Debut author Sarah Davis-Groff’s point of difference from some of the other many zombie tales is the story of her protagonist. Orpen was raised to be a survivor, handy with a handful of knives but not able to communicate confidently with other people. She has to learn what it means to be both a survivor and a human being, to regain some of her humanity while dealing with pain, loss and an implacable enemy. This is a bit of a girl-power zombie tale, with Orpen having been raised on the myth of a group of zombie-fighting women called Banshees, a group that Orpen’s guardians may well have once been a part of.
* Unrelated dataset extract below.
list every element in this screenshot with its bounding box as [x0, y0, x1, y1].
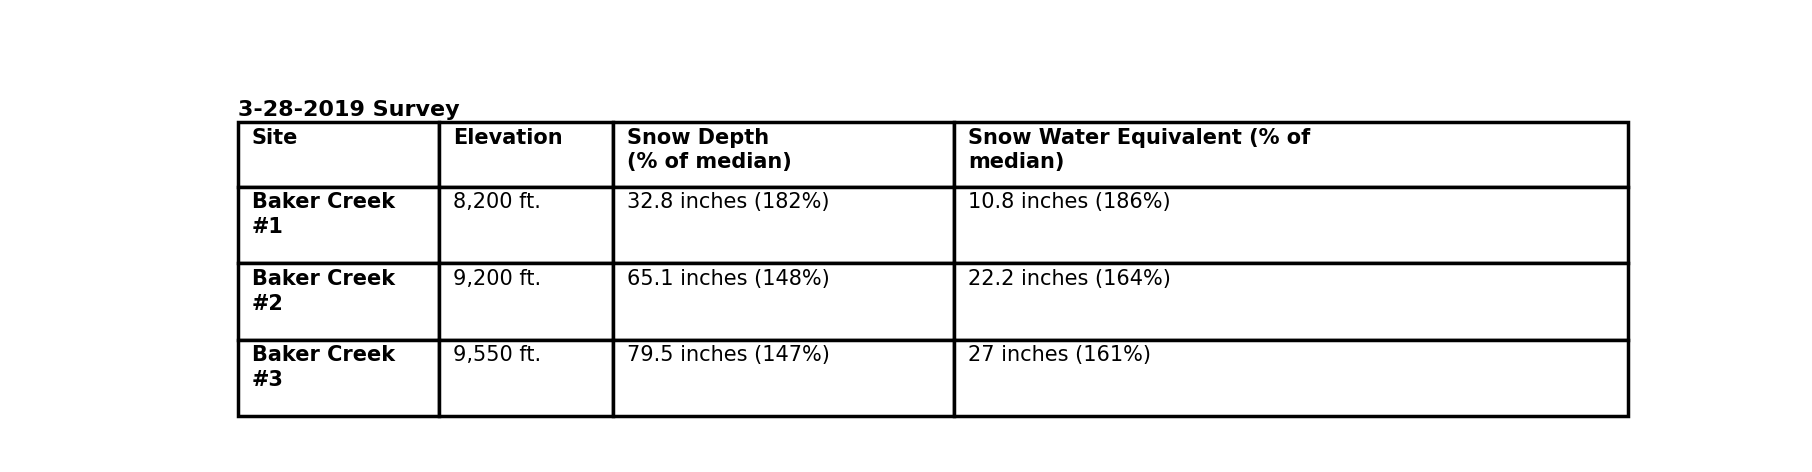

But aside from that, Last Ones Left Alive is pretty standard Walking Dead-style zombie fare. It follows many of the rules of zombie road-trip books and movies – rotting undead that are difficult to kill and move in packs, broken roads and abandoned towns, the myth of a human sanctuary to strive for, and terrible decisions to make involving loved ones. This one just happens to be set in the emerald hills of Ireland so is replete with celtic names and Irish locations. But the beats are generally the same. So while there are some effective twists, mainly coming from the alternative present and past chapters of the narrative, the main plot is nothing new. But for those readers who still can not get enough zombies, this has enough originality to make the journey worthwhile.